Microscopic evaluation of apparent platelet size and morphology was examined in a variety of hematologic disorders. The time of preparation of the blood smear was important. An artifactual increase in platelet size was noted on blood films from 20 normal individuals that were prepared either immediately or 180 min after venipuncture. The clearest differentiation of patient categories was obtained with smears prepared 60 min after venipuncture using blood anticoagulated with K3EDTA. Under these conditions, normal size and morphology values were found in thrombocytopenic patients with aplasia or with increased splenic pooling. In contrast, large size values were a reliable finding in idiopathic thrombocytopenic purpura patients, whose platelet counts were less than 50,000/microleter. Large size values were also noted in patients with infiltrated bone marrows or myeloproliferative syndromes regardless of the platelet count. The last two groups usually showed abnormal platelet morphology with greater than 10% hypogranular platelets. Normal platelet size and morphology were observed in patients with iron-deficiency and megaloblastic anemias and in patients with idiopathic thrombocytopenic purpura and systemic lupus erythematosus who had normal platelet counts.
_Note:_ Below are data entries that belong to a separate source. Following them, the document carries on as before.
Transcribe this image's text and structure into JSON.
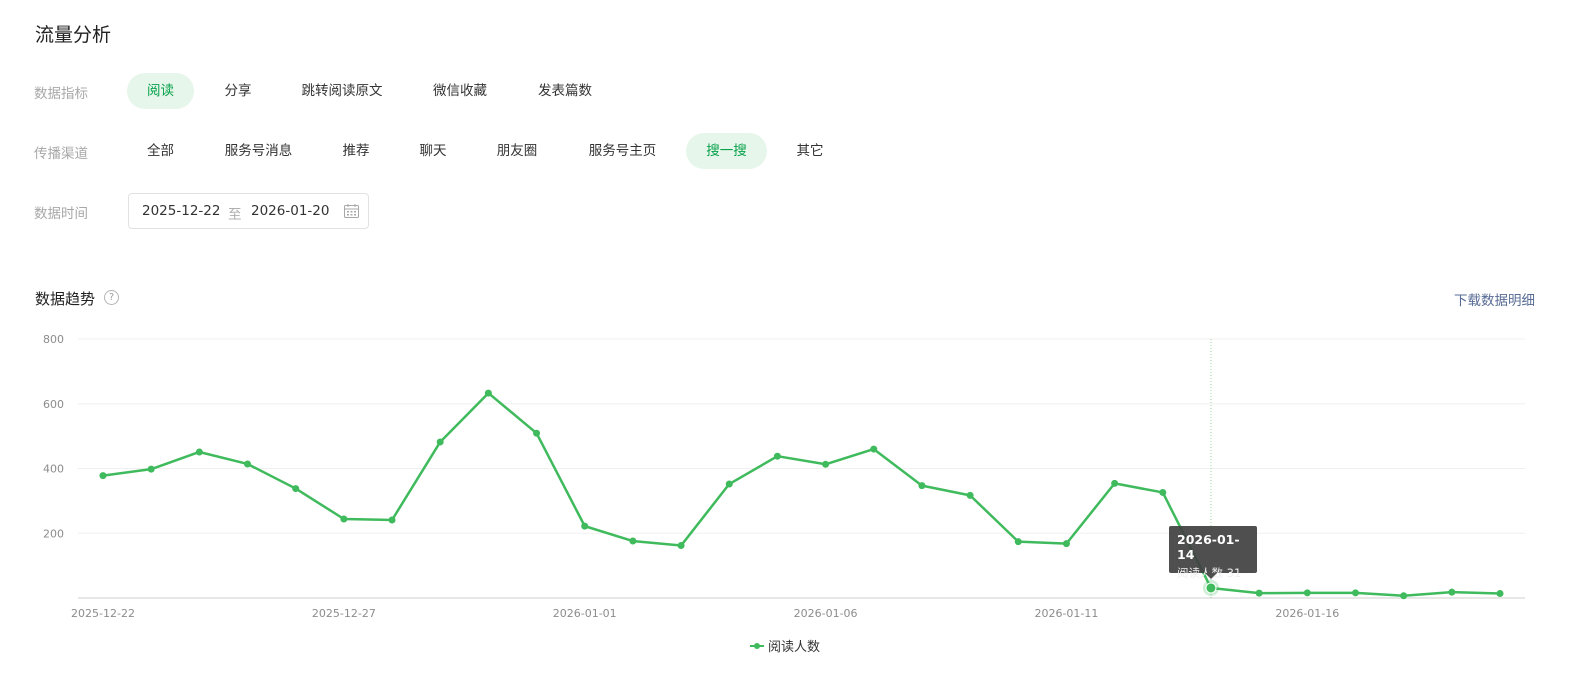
{
  "page_title": "流量分析",
  "filters": {
    "metric": {
      "label": "数据指标",
      "options": [
        "阅读",
        "分享",
        "跳转阅读原文",
        "微信收藏",
        "发表篇数"
      ],
      "selected": "阅读"
    },
    "channel": {
      "label": "传播渠道",
      "options": [
        "全部",
        "服务号消息",
        "推荐",
        "聊天",
        "朋友圈",
        "服务号主页",
        "搜一搜",
        "其它"
      ],
      "selected": "搜一搜"
    },
    "time": {
      "label": "数据时间",
      "start": "2025-12-22",
      "separator": "至",
      "end": "2026-01-20",
      "icon": "calendar-icon"
    }
  },
  "trend": {
    "title": "数据趋势",
    "help_icon": "question-circle-icon",
    "download_label": "下载数据明细"
  },
  "tooltip": {
    "date": "2026-01-14",
    "series_label": "阅读人数",
    "value": "31"
  },
  "colors": {
    "accent": "#07a14b",
    "line": "#3fba5c",
    "active_pill_bg": "#e6f6ea",
    "link": "#576b95"
  },
  "chart_data": {
    "type": "line",
    "title": "",
    "xlabel": "",
    "ylabel": "",
    "ylim": [
      0,
      800
    ],
    "yticks": [
      200,
      400,
      600,
      800
    ],
    "grid": true,
    "legend": "bottom-center",
    "x": [
      "2025-12-22",
      "2025-12-23",
      "2025-12-24",
      "2025-12-25",
      "2025-12-26",
      "2025-12-27",
      "2025-12-28",
      "2025-12-29",
      "2025-12-30",
      "2025-12-31",
      "2026-01-01",
      "2026-01-02",
      "2026-01-03",
      "2026-01-04",
      "2026-01-05",
      "2026-01-06",
      "2026-01-07",
      "2026-01-08",
      "2026-01-09",
      "2026-01-10",
      "2026-01-11",
      "2026-01-12",
      "2026-01-13",
      "2026-01-14",
      "2026-01-15",
      "2026-01-16",
      "2026-01-17",
      "2026-01-18",
      "2026-01-19",
      "2026-01-20"
    ],
    "xtick_labels": [
      "2025-12-22",
      "2025-12-27",
      "2026-01-01",
      "2026-01-06",
      "2026-01-11",
      "2026-01-16"
    ],
    "series": [
      {
        "name": "阅读人数",
        "values": [
          378,
          398,
          451,
          414,
          338,
          244,
          241,
          482,
          633,
          509,
          222,
          176,
          162,
          352,
          438,
          413,
          460,
          347,
          317,
          174,
          168,
          354,
          326,
          31,
          15,
          16,
          16,
          7,
          18,
          14
        ]
      }
    ],
    "highlight_index": 23
  }
}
在多种血液系统疾病中对血小板的表观大小和形态进行了显微镜评估。血涂片的制备时间很重要。在20名正常个体的血涂片上发现,无论是在静脉穿刺后立即制备还是在180分钟后制备,血小板大小都会出现人为增加。使用K3EDTA抗凝的血液,在静脉穿刺60分钟后制备的涂片对患者类别有最清晰的区分。在这些条件下,再生障碍性贫血或脾池增加的血小板减少症患者的血小板大小和形态值正常。相比之下,血小板计数低于50,000/微升的特发性血小板减少性紫癜患者中,血小板大是一个可靠的发现。骨髓浸润或骨髓增殖综合征患者无论血小板计数如何也会出现血小板大。后两组通常表现出血小板形态异常,颗粒减少的血小板超过10%。缺铁性贫血和巨幼细胞贫血患者以及血小板计数正常的特发性血小板减少性紫癜和系统性红斑狼疮患者的血小板大小和形态正常。